The Korea Heritage Service officially marked its new start Friday with the agency managing national heritage reaffirming its commitment to be more “relatable.”
Renaming the agency previously called the Cultural Heritage Administration, approved by the National Assembly last year, represents the largest overhaul in the agency’s history -- a change that warranted hosting an international meeting to mark the moment, according to KHS officials.
“The meeting today is to announce the change and float a global discussion on how all of us can build on that,” Choi Eung-chon, head of the KHS, said at The International Symposium on the K-Heritage System held Thursday at the Westin Josun Seoul, attended by academics and practitioners in the field from around the world.
Breaking with a 62-year-old tradition, the agency will now focus on “national heritage,” an umbrella term that replaces “cultural properties.” National heritage is now categorized in natural, cultural and intangible, categories that UNESCO employs.
The agency’s determination to become relatable and benefit the public is embodied in the name “service,” Choi said. Regulatory hurdles against prioritizing preservation efforts at the expense of development will be cleared, according to him
“I note the noble aims of the reshaped K-heritage system,” said Susan Mclntyre-Tamwoy, vice president of the Asia-Pacific region for the International Council on Monuments and Sites. She praised the agency’s push to render its work “harmonized with people’s lives.”
Mclntyre-Tamwoy called for bigger steps to protect heritage against the fallout from climate change. Cultural heritage creates a social bond that glues its people together, she noted, explaining how a community destroyed by a tsunami, for example, is more likely to rebuild and recover faster when mindful of heritage.
“It is much easier because that community has a sense of who they are and who they want to be again,” Mclntyre-Tamwoy said. Educating the young generation about the role of heritage remains crucial, she added.
Rodney Harrison, a professor of heritage studies at University College London, noted that regularly reflecting climate action in the field of heritage studies has been missing.
“I think that there’s a lack of knowledge of the existing frameworks and a general lack of knowledge about what the Paris Agreement says,” Harrison said referring to the global project to curb carbon emissions.

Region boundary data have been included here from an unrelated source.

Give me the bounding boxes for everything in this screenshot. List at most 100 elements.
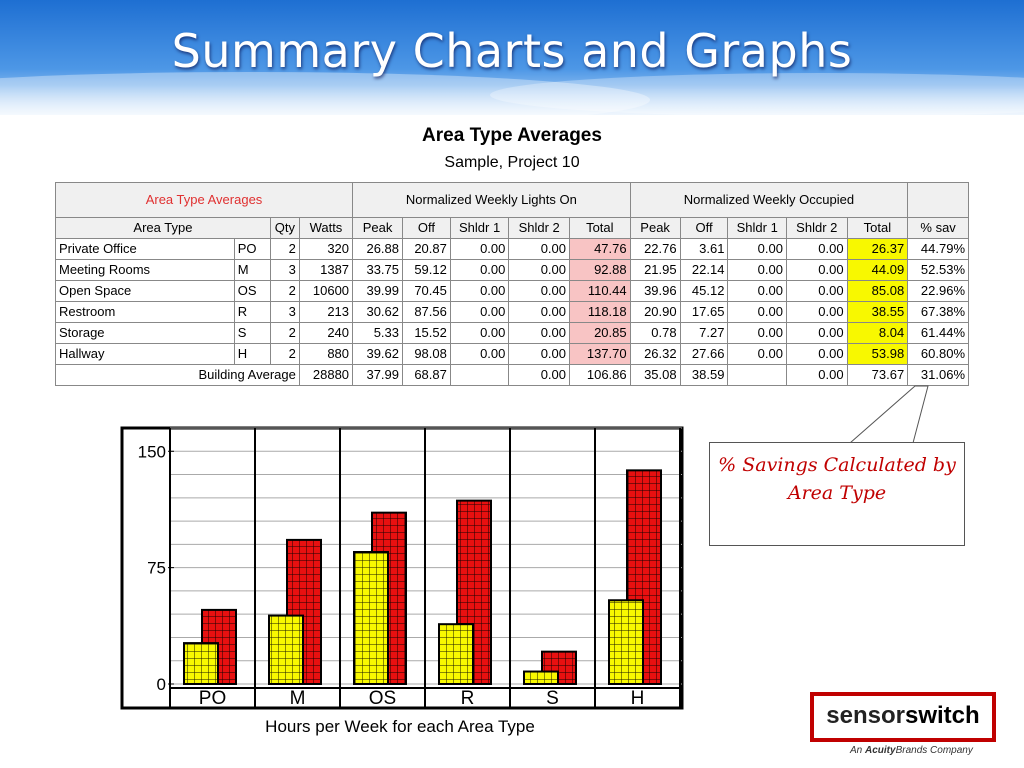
table-cell: 2	[269, 238, 300, 260]
footer-cell: 106.86	[569, 364, 631, 386]
x-category-label: R	[461, 688, 475, 709]
table-cell: 0.00	[785, 259, 848, 281]
column-header: Peak	[352, 217, 404, 239]
table-cell: 60.80%	[907, 343, 969, 365]
building-average-row: Building Average 28880 37.99 68.87 0.00 …	[55, 364, 969, 386]
bar-occupied-hatch	[609, 600, 643, 684]
table-cell: 39.96	[629, 280, 681, 302]
x-category-label: PO	[199, 688, 226, 709]
footer-cell: 35.08	[629, 364, 681, 386]
table-cell: 0.00	[785, 343, 848, 365]
table-cell: 22.96%	[907, 280, 969, 302]
table-cell: 320	[298, 238, 354, 260]
table-cell: 17.65	[679, 301, 729, 323]
table-cell: 0.78	[629, 322, 681, 344]
table-cell: 3	[269, 301, 300, 323]
table-cell: Open Space	[55, 280, 235, 302]
table-cell: 20.85	[569, 322, 631, 344]
table-cell: 240	[298, 322, 354, 344]
table-cell: 0.00	[727, 322, 787, 344]
column-header: Off	[402, 217, 451, 239]
table-cell: 0.00	[449, 259, 510, 281]
table-cell: 92.88	[569, 259, 631, 281]
table-cell: 0.00	[508, 322, 570, 344]
bar-occupied-hatch	[269, 615, 303, 684]
bar-occupied-hatch	[184, 643, 218, 684]
company-logo: sensorswitch	[810, 692, 996, 742]
table-cell: 26.37	[846, 238, 909, 260]
table-cell: 0.00	[449, 322, 510, 344]
slide-title: Summary Charts and Graphs	[171, 24, 853, 78]
column-header: % sav	[907, 217, 969, 239]
savings-callout: % Savings Calculated by Area Type	[709, 442, 965, 546]
table-cell: 0.00	[785, 238, 848, 260]
table-row: Restroom R 3 213 30.62 87.56 0.00 0.00 118.18 20.…	[55, 301, 969, 323]
group-header: Normalized Weekly Occupied	[629, 182, 909, 218]
table-cell: 67.38%	[907, 301, 969, 323]
table-cell: 0.00	[785, 322, 848, 344]
column-header: Shldr 1	[727, 217, 787, 239]
table-row: Storage S 2 240 5.33 15.52 0.00 0.00 20.85 0.78 7.…	[55, 322, 969, 344]
y-tick-label: 0	[157, 675, 166, 694]
table-cell: 0.00	[508, 259, 570, 281]
column-header: Shldr 2	[785, 217, 848, 239]
x-category-label: OS	[369, 688, 396, 709]
column-header: Area Type	[55, 217, 271, 239]
column-header: Qty	[269, 217, 300, 239]
table-cell: 30.62	[352, 301, 404, 323]
table-cell: R	[233, 301, 271, 323]
table-cell: 0.00	[508, 238, 570, 260]
table-cell: M	[233, 259, 271, 281]
table-cell: 2	[269, 280, 300, 302]
footer-cell: 38.59	[679, 364, 729, 386]
table-cell: 70.45	[402, 280, 451, 302]
table-cell: 27.66	[679, 343, 729, 365]
table-cell: 85.08	[846, 280, 909, 302]
table-cell: 26.88	[352, 238, 404, 260]
bar-occupied-hatch	[524, 671, 558, 684]
table-cell: 118.18	[569, 301, 631, 323]
table-cell: PO	[233, 238, 271, 260]
table-cell: 0.00	[785, 301, 848, 323]
table-cell: 0.00	[449, 301, 510, 323]
table-cell: 87.56	[402, 301, 451, 323]
table-cell: 61.44%	[907, 322, 969, 344]
table-cell: 38.55	[846, 301, 909, 323]
table-row: Hallway H 2 880 39.62 98.08 0.00 0.00 137.70 26.3…	[55, 343, 969, 365]
table-cell: 45.12	[679, 280, 729, 302]
table-cell: 0.00	[449, 280, 510, 302]
table-cell: 20.87	[402, 238, 451, 260]
table-cell: 2	[269, 322, 300, 344]
table-cell: 110.44	[569, 280, 631, 302]
table-cell: 0.00	[785, 280, 848, 302]
footer-label: Building Average	[55, 364, 300, 386]
footer-cell: 28880	[298, 364, 354, 386]
hours-bar-chart: 0 75 150 PO M OS R S H Hours per Week for each A…	[120, 426, 684, 736]
table-cell: 137.70	[569, 343, 631, 365]
table-cell: Private Office	[55, 238, 235, 260]
table-cell: 47.76	[569, 238, 631, 260]
table-cell: 33.75	[352, 259, 404, 281]
group-header: Area Type Averages	[54, 182, 354, 218]
table-cell: 880	[298, 343, 354, 365]
table-cell: Hallway	[55, 343, 235, 365]
table-cell: 0.00	[727, 301, 787, 323]
table-cell: 0.00	[508, 280, 570, 302]
x-category-label: H	[631, 688, 645, 709]
group-header: Normalized Weekly Lights On	[352, 182, 631, 218]
averages-table: Area Type Averages Normalized Weekly Lig…	[54, 182, 969, 386]
table-cell: 0.00	[449, 238, 510, 260]
x-category-label: S	[546, 688, 559, 709]
table-cell: 22.14	[679, 259, 729, 281]
table-cell: 7.27	[679, 322, 729, 344]
group-header-row: Area Type Averages Normalized Weekly Lig…	[54, 182, 969, 218]
table-cell: 3.61	[679, 238, 729, 260]
table-cell: Storage	[55, 322, 235, 344]
column-header: Shldr 2	[508, 217, 570, 239]
table-cell: 0.00	[727, 343, 787, 365]
table-row: Open Space OS 2 10600 39.99 70.45 0.00 0.00 110.…	[55, 280, 969, 302]
column-header: Off	[679, 217, 729, 239]
table-cell: 0.00	[508, 343, 570, 365]
table-cell: 44.09	[846, 259, 909, 281]
column-header: Total	[569, 217, 631, 239]
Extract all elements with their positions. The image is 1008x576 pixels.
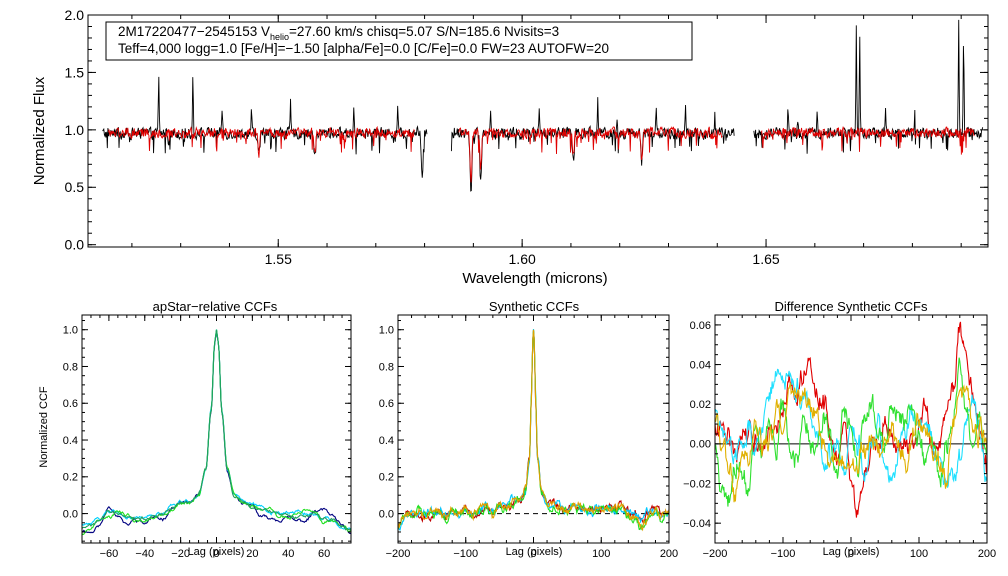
synthetic_ccf-ytick-label: 1.0 xyxy=(379,325,394,337)
spectrum-model-chip-3 xyxy=(760,125,975,155)
synthetic_ccf-ytick-label: 0.2 xyxy=(379,472,394,484)
spectrum-ytick-label: 1.0 xyxy=(65,122,85,138)
difference_ccf-ytick-label: 0.00 xyxy=(690,439,711,451)
difference_ccf-series-group xyxy=(715,321,987,518)
synthetic_ccf-series-visit-1 xyxy=(398,328,669,531)
apstar_ccf-series-combined xyxy=(82,331,351,535)
apstar-ccf-ticks: −60 −40 −20 0 20 40 60 0.0 0.2 0.4 0.6 0.8 1.0 xyxy=(63,315,352,560)
synthetic-ccf-plot-area xyxy=(398,328,669,532)
synthetic_ccf-ytick-label: 0.4 xyxy=(379,435,394,447)
difference_ccf-xtick-label: −100 xyxy=(771,548,796,560)
spectrum-frame xyxy=(87,14,989,248)
spectrum-observed-chip-1 xyxy=(102,76,428,178)
synthetic_ccf-series-visit-2 xyxy=(398,330,669,531)
synthetic_ccf-xtick-label: 0 xyxy=(530,548,536,560)
spectrum-xtick-label: 1.60 xyxy=(509,251,536,267)
apstar_ccf-xtick-label: 20 xyxy=(246,548,258,560)
apstar_ccf-series-visit-3 xyxy=(82,329,351,531)
apstar-ccf-xlabel: Lag (pixels) xyxy=(188,546,245,558)
synthetic_ccf-series-visit-3 xyxy=(398,329,669,532)
difference_ccf-ytick-label: −0.04 xyxy=(683,518,711,530)
synthetic-ccf-panel: Synthetic CCFs −200 −100 0 100 200 0.0 0.2 0.4 0… xyxy=(379,299,678,560)
spectrum-ytick-label: 0.5 xyxy=(65,179,85,195)
annotation-line-1-prefix: 2M17220477−2545153 V xyxy=(118,24,270,39)
apstar-ccf-frame xyxy=(81,314,352,544)
apstar_ccf-series-visit-2 xyxy=(82,329,351,536)
spectrum-series-group xyxy=(102,19,984,192)
spectrum-model-chip-1 xyxy=(108,125,416,158)
spectrum-model-chip-2 xyxy=(458,125,723,183)
difference_ccf-xtick-label: 0 xyxy=(848,548,854,560)
spectrum-panel: 1.55 1.60 1.65 0.0 0.5 1.0 1.5 2.0 Wavelength (… xyxy=(31,7,989,287)
difference_ccf-xtick-label: 100 xyxy=(910,548,928,560)
difference_ccf-ytick-label: 0.06 xyxy=(690,320,711,332)
apstar_ccf-xtick-label: 60 xyxy=(318,548,330,560)
difference-ccf-ticks: −200 −100 0 100 200 −0.04 −0.02 0.00 0.02 0.04 0.0… xyxy=(683,314,996,560)
apstar_ccf-ytick-label: 0.6 xyxy=(63,398,78,410)
synthetic_ccf-xtick-label: −100 xyxy=(453,548,478,560)
spectrum-plot-area xyxy=(102,19,984,192)
annotation-box: 2M17220477−2545153 Vhelio=27.60 km/s chi… xyxy=(105,21,693,61)
apstar_ccf-xtick-label: −20 xyxy=(171,548,190,560)
spectrum-ytick-label: 1.5 xyxy=(65,64,85,80)
difference_ccf-xtick-label: −200 xyxy=(703,548,728,560)
synthetic_ccf-xtick-label: 100 xyxy=(592,548,610,560)
apstar-ccf-panel: apStar−relative CCFs −60 −40 −20 0 20 40 60 0.0… xyxy=(38,299,352,560)
spectrum-ytick-label: 0.0 xyxy=(65,237,85,253)
synthetic_ccf-series-combined xyxy=(398,330,669,527)
synthetic_ccf-xtick-label: 200 xyxy=(660,548,678,560)
difference_ccf-ytick-label: 0.04 xyxy=(690,359,711,371)
difference-ccf-plot-area xyxy=(715,321,987,518)
difference-ccf-xlabel: Lag (pixels) xyxy=(823,546,880,558)
apstar-ccf-plot-area xyxy=(82,329,351,536)
spectrum-xtick-label: 1.65 xyxy=(752,251,779,267)
apstar_ccf-ytick-label: 1.0 xyxy=(63,325,78,337)
synthetic-ccf-xlabel: Lag (pixels) xyxy=(506,546,563,558)
synthetic-ccf-title: Synthetic CCFs xyxy=(489,299,580,314)
apstar_ccf-ytick-label: 0.4 xyxy=(63,435,78,447)
difference_ccf-series-visit-2 xyxy=(715,357,987,507)
synthetic_ccf-ytick-label: 0.8 xyxy=(379,361,394,373)
apstar_ccf-xtick-label: 0 xyxy=(213,548,219,560)
apstar_ccf-xtick-label: 40 xyxy=(282,548,294,560)
apstar_ccf-xtick-label: −40 xyxy=(135,548,154,560)
spectrum-ticks: 1.55 1.60 1.65 0.0 0.5 1.0 1.5 2.0 xyxy=(65,7,988,267)
annotation-line-1-subscript: helio xyxy=(270,32,289,42)
annotation-frame xyxy=(105,21,693,61)
apstar_ccf-series-visit-1 xyxy=(82,329,351,530)
annotation-line-1-suffix: =27.60 km/s chisq=5.07 S/N=185.6 Nvisits… xyxy=(289,24,559,39)
difference-ccf-title: Difference Synthetic CCFs xyxy=(775,299,928,314)
synthetic_ccf-xtick-label: −200 xyxy=(386,548,411,560)
apstar-ccf-ylabel: Normalized CCF xyxy=(38,386,50,468)
annotation-line-2: Teff=4,000 logg=1.0 [Fe/H]=−1.50 [alpha/… xyxy=(118,41,609,56)
synthetic_ccf-ytick-label: 0.0 xyxy=(379,508,394,520)
apstar-ccf-title: apStar−relative CCFs xyxy=(153,299,278,314)
apstar_ccf-xtick-label: −60 xyxy=(100,548,119,560)
apstar_ccf-ytick-label: 0.8 xyxy=(63,361,78,373)
apstar_ccf-series-group xyxy=(82,329,351,536)
synthetic-ccf-ticks: −200 −100 0 100 200 0.0 0.2 0.4 0.6 0.8 1.0 xyxy=(379,315,678,560)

Helping heritage professionals working in museums, galleries and libraries to understand how such frameworks relate to the work they do will be another challenge for the KHS, Harrison added.
“One of the things that I’ve discovered in my work and one of the things that’s driven my work is seeing how different fields of heritage practice have become so siloed,” Harrison said, noting that cross-communication or interagency cooperation in the realm of best practices should be frequent.
He brushed off the notion that practitioners could find a one-size-fits-all approach to heritage management. “There’s going to be quite different approaches to different situations and different forms of heritage.”
Meanwhile, Sung Jong-sang, an expert on natural heritage, pointed out the agency overhaul could potentially revive momentum for exchanges with North Korea.
“What to do about (Korean) heritage is a divisive issue,” he said, weighing together cooperation over natural heritage would be least “politically divisive.”
“Natural monuments are a reaffirmation of Korean identity to both Koreas,” said Song, a professor who teaches traditional, ecological landscape at Seoul National University. Joint heritage management could potentially warm ties between the two countries if they find the right time, Song said.